Understanding the dimensions of a box is crucial when trying to find its volume, surface area, or when creating dimensions based on a given volume. For a box, dimensions typically include:

• Length (L)
• Width (W)
• Height (H)

In the exercise, we are given a practical problem where we need to find these dimensions based on some relational information. The width (\( w \)) of the box is our base variable:

• The length is twice the width, so it can be expressed as \( 2w \).
• The height is 2 inches more than the width, represented as \( w + 2 \).

This approach of defining dimensions in terms of one variable simplifies solving the problem, especially when involving calculations of volume based on specified relationship constraints.

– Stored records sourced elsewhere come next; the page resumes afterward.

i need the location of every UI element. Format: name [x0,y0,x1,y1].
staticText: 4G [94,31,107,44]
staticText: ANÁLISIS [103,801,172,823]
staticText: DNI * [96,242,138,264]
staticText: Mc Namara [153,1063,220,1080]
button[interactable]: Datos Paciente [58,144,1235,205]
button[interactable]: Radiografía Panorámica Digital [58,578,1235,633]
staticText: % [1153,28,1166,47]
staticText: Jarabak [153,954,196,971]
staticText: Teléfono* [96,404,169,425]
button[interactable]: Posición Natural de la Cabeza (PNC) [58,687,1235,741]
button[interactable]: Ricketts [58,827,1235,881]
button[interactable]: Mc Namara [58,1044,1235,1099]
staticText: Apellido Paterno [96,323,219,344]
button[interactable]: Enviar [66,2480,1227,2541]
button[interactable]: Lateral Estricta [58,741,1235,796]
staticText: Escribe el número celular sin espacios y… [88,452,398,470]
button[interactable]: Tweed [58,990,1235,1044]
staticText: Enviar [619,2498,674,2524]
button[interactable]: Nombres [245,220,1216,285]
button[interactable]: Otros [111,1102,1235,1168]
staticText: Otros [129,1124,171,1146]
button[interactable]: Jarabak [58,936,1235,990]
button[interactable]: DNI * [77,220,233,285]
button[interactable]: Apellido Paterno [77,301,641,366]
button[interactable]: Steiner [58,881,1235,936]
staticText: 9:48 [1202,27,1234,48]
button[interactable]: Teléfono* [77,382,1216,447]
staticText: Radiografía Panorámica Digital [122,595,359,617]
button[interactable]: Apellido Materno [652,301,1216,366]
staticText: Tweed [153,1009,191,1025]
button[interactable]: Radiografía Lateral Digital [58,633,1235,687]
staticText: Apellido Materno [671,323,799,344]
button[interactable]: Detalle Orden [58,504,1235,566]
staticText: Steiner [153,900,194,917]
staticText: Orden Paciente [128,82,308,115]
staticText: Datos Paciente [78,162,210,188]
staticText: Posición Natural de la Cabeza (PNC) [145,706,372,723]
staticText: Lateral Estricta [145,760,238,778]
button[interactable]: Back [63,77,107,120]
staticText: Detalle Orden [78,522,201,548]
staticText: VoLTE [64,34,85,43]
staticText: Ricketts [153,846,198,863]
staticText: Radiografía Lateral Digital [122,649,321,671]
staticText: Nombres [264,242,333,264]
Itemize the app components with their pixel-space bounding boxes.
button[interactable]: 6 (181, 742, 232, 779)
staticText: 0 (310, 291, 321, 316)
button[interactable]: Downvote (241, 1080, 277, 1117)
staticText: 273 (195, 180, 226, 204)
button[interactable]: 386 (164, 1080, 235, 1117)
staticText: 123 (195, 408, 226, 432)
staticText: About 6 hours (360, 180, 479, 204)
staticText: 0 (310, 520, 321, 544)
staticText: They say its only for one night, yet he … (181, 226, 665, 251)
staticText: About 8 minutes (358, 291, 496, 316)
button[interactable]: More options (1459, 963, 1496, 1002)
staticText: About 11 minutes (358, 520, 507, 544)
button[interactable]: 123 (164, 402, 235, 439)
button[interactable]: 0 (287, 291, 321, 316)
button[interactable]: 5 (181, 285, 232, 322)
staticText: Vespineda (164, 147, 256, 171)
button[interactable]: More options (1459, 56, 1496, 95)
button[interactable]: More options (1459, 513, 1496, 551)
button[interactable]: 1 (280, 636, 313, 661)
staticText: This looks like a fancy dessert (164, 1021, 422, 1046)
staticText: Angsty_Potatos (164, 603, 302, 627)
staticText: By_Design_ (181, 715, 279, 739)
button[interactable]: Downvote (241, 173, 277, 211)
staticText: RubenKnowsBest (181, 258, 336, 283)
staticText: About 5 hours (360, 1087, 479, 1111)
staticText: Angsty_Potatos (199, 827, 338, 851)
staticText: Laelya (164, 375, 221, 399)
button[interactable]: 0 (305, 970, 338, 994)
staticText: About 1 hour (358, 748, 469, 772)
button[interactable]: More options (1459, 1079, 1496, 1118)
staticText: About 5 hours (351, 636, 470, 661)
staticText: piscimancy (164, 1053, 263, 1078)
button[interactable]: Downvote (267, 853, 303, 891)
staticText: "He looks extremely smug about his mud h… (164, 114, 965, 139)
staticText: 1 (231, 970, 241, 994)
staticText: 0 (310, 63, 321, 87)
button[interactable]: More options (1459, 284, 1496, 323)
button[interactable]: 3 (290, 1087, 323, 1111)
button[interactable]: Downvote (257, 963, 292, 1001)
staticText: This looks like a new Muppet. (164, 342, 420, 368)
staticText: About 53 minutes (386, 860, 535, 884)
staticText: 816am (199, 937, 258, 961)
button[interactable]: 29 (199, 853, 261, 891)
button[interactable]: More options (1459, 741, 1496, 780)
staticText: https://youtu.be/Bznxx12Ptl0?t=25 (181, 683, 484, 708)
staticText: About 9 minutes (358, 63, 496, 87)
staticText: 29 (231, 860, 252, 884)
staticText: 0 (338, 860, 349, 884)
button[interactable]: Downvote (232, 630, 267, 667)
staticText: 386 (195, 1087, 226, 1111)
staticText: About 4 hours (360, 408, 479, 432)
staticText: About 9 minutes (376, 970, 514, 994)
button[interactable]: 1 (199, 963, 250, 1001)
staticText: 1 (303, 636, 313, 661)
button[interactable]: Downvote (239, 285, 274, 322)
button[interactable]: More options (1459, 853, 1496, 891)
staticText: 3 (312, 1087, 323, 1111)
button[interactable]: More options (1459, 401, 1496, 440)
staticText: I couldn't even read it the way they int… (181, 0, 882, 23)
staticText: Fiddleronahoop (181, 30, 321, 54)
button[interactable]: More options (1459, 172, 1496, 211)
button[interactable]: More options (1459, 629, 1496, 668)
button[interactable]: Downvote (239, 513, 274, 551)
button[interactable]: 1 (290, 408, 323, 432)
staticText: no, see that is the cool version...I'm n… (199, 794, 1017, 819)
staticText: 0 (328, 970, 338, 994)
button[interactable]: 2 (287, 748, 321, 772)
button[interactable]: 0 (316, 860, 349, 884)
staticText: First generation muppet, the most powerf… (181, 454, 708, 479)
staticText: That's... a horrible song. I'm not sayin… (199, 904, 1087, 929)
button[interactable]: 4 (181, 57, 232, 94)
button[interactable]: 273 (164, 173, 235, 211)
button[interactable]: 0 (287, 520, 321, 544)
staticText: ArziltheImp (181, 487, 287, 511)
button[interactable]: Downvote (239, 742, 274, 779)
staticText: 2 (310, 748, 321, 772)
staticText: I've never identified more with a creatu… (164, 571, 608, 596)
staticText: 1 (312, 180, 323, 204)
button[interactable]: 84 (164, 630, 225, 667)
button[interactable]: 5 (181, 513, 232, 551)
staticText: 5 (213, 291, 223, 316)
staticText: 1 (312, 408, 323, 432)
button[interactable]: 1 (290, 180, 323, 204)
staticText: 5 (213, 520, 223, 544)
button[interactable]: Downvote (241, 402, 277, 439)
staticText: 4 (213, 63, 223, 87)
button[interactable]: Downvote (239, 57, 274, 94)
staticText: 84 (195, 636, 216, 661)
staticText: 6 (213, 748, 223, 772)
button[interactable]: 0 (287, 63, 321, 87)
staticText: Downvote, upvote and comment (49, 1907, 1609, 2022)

Cubic equations play a key role when calculating dimensions if we're given volume. A cubic equation is a polynomial of degree three. For any box dimensional problem involving volume, like this one, the resulting equation from the volume formula is a cubic equation.Here, the starting volume equation is:\[V = \text{length} \times \text{width} \times \text{height}\]Substituting the expressions from our relationship gives:\[2w \times w \times (w + 2) = 192\]Simplifying this yields the cubic equation:\[2w^3 + 4w^2 = 192\]To work with it more easily, we divide by 2:\[w^3 + 2w^2 = 96\]Cubic equations like this might seem complex, but they track the relationships of three-dimensional spaces, crucial when seeking unknown lengths, widths, and heights.

Solving a cubic equation often involves trying different values to find a solution, especially when the equation isn't easily factored. Given the problem's constraint and knowing the equation:\[w^3 + 2w^2 = 96\]You can try potential solutions for \( w \) iteratively. In this exercise, when testing \( w = 4 \), you calculate:\[4^3 + 2(4^2) = 64 + 32 = 96\]Thus solving the equation as true.This method known as 'trial and error' or synthetic division is practical for solving cubic problems in educational settings. Once \( w \) is found, it’s easy to calculate other dimensions using their simple relationships:

• Length = \( 2w \)
• Height = \( w + 2 \)

This efficient approach helps deepen understanding of how dimensions relate and ensures the solutions satisfy the initial conditions of the volume.